Re: Latin00 (was Re: MES as an ISO standard?)

From: Alain LaBont\i SCT (alb@riq.qc.ca)
Date: Thu Jul 03 1997 - 08:34:20 EDT


A 09:37 02/07/97 -0400, Chris Lilley a écrit :

>
>[...]
>
>> http://www.indigo.ie/egt/standards/iso8859/latin00.html
>>
>
>8 bit character sets of course have their place, as efficient encodings
>for transferring HTML documents. Document processing happens in the document
>character set, which for HTML is 10646. Provided the character set is
>correctly indicated, there is no problem with using an 8bit encoding if
>an entire document happens to fit into a small character repertoire.
>
>[...]
>
>On viewing the source I discovered illegal numeric character references
>
>> support French fully are " œ ", "
>> Π" and " ٠".
>
>The document character set for HTML is 10646, thus all numeric character
>references refer to this regardless of the character encoding used to
>transmit the document.
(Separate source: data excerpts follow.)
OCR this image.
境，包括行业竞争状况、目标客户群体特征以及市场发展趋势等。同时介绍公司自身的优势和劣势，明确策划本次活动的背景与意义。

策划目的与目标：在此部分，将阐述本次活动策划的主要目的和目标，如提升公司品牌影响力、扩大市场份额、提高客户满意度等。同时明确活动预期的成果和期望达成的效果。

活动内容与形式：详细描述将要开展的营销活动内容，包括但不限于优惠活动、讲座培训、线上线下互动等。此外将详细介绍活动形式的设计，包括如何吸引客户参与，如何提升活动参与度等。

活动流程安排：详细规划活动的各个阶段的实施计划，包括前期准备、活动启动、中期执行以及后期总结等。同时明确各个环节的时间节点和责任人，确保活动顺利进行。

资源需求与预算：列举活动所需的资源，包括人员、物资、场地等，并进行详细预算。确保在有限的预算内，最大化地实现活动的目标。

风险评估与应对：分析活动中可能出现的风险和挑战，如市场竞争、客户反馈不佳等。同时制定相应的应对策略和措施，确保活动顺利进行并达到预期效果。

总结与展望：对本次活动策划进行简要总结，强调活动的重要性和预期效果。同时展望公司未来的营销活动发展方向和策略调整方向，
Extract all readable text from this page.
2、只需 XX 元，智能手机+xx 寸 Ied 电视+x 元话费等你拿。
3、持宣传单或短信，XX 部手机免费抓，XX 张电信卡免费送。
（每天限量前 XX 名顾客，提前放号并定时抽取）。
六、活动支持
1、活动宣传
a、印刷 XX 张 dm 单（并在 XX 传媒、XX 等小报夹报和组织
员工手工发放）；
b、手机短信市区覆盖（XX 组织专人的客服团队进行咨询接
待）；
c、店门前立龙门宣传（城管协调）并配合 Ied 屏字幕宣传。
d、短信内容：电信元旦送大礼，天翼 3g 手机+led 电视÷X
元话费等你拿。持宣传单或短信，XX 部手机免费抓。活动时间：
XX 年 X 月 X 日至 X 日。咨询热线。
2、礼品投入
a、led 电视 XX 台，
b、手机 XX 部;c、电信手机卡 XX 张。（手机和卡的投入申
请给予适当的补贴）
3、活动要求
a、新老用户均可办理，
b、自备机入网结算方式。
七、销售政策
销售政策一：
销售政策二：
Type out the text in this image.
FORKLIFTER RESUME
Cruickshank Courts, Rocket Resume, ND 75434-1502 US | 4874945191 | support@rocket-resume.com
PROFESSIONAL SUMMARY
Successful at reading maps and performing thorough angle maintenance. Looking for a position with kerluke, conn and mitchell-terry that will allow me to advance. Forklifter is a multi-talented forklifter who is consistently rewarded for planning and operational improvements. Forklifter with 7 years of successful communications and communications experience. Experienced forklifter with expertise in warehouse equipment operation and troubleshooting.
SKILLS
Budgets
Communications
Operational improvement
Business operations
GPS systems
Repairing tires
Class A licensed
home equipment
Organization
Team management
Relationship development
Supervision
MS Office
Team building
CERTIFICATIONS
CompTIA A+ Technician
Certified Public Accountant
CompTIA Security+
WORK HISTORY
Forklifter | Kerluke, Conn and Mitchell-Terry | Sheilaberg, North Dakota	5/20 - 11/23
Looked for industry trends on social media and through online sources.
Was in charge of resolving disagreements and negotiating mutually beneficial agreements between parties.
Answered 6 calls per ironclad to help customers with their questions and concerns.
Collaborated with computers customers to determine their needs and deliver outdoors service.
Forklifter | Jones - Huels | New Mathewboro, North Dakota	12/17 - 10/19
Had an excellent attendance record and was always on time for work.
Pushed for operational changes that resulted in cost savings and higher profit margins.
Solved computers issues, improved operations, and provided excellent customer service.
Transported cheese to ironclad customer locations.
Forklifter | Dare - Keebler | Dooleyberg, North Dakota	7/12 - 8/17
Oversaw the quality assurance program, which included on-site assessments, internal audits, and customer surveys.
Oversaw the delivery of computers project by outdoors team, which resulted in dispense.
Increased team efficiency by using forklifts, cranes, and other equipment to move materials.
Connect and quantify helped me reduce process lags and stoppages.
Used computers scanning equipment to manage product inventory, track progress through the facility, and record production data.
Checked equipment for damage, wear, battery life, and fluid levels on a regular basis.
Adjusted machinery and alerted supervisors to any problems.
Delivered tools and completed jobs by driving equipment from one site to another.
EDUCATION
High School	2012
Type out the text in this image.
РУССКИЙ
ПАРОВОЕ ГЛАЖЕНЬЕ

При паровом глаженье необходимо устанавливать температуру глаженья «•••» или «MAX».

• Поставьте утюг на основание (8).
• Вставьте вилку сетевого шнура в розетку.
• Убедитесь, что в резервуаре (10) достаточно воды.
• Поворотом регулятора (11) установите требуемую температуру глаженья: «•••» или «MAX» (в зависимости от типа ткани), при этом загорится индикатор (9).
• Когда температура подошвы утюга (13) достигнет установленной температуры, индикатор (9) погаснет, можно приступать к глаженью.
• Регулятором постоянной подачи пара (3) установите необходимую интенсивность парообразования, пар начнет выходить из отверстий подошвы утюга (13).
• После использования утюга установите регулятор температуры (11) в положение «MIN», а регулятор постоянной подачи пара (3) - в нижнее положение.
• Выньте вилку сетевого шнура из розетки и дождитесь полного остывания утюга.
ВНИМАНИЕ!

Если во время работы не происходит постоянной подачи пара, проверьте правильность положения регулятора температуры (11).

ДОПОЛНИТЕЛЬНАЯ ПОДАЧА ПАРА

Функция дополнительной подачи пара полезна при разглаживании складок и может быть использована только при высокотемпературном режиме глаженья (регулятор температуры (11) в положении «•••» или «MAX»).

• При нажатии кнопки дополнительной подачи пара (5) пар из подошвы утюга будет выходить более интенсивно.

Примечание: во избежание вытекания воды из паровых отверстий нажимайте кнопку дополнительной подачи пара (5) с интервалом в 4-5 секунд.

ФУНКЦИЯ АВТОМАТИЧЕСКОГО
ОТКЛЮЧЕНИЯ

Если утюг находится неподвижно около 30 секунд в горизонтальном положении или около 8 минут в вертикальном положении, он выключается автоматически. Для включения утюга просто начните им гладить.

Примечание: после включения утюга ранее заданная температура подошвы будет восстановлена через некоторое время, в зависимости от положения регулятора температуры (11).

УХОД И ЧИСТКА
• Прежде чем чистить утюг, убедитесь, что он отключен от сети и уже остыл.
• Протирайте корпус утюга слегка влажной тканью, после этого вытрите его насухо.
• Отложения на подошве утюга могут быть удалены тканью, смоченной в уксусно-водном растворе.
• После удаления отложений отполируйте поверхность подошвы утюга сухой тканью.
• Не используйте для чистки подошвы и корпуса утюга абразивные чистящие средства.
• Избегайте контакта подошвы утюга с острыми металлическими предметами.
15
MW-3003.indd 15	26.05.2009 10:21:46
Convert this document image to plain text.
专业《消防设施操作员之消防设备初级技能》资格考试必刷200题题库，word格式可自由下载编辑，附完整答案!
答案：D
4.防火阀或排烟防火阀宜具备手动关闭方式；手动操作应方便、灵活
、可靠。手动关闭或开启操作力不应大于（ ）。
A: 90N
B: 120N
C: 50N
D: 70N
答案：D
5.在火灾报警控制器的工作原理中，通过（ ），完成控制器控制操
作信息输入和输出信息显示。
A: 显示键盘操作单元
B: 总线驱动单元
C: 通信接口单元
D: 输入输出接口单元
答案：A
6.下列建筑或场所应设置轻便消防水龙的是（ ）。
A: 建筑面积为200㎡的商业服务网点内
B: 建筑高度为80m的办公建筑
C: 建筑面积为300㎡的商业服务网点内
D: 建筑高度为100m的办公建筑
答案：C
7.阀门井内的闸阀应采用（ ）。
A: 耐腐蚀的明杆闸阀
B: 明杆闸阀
This document is unlabelled, so in accordance with
>the HTTP specification is assumed to be in ISO-8859-1. The thre NCRs do
>not refer to printable characters, but to the C1 control characters.
>
>I deduce that the document was written on a Windows machine and that the
>character set was CP-1252. To quote from Chris Wendt of Microsoft:
>
>> Microsoft Windows platforms use Code Page 1252 to display Latin-1 text
>> such as HTML pages. This character set contains graphics characters in
>> the C1 control area. Problems arise when document authors or
>> authoring systems use these extra characters while still labelling the
>> page as Latin-1. Problems also arise when numeric entity references are
>> generated in the C1 zone, because numeric entity references are
>> resolved relative to the document character set (Unicode) rather than
>> relative to the character encoding used for a particular document.

[Alain] :
You got a nice illustration of the problem we're trying to solve and that I
am confident we will solve it.

We modified that "Latin 0" proposal Wednesday night before we hold the
SC2/WG3 meeting and SC2 Plenary later on this week and next week. Apart
from the EURO, the French ligatures OE, the upper case Y DIARESEIS, the
missing characters for full support of Finnish in Latin 1 (a language
which, like French, was supposed to be covered fully but which was not)
will be added in this new Latin table intended to replace Latin 1 in 5
years at the latest during parallel transition to UNICODE, of course (and,
importantly, as a standard reference for private codes like EBCDIC code
tables on main frames to allow full platform range character integrity).
Btw the missing Finnish characters are upper case and lower case S CARON
and Z CARON.

The proposal was initially a joint France-Canada proposal. It is now
officially a France-Canada-Finland-Ireland-Denmark proposal. Other
countries' support is very likely as per the atmosphere that reigns in
corridors here.

It remains a table intended for use for Western European languages. There
could have been competition between other languages if we had tried to add
2 other characters and therefore we stopped there. It is limited to
correcting current problems internal to Latin 1, taking the opportunity of
the urgent EURO SYMBOL support for making the change (a problem not to be
underestimated in all its implications, human, economical, technical and
psychological, considered in Europe as important as the YEAR 2000 transition).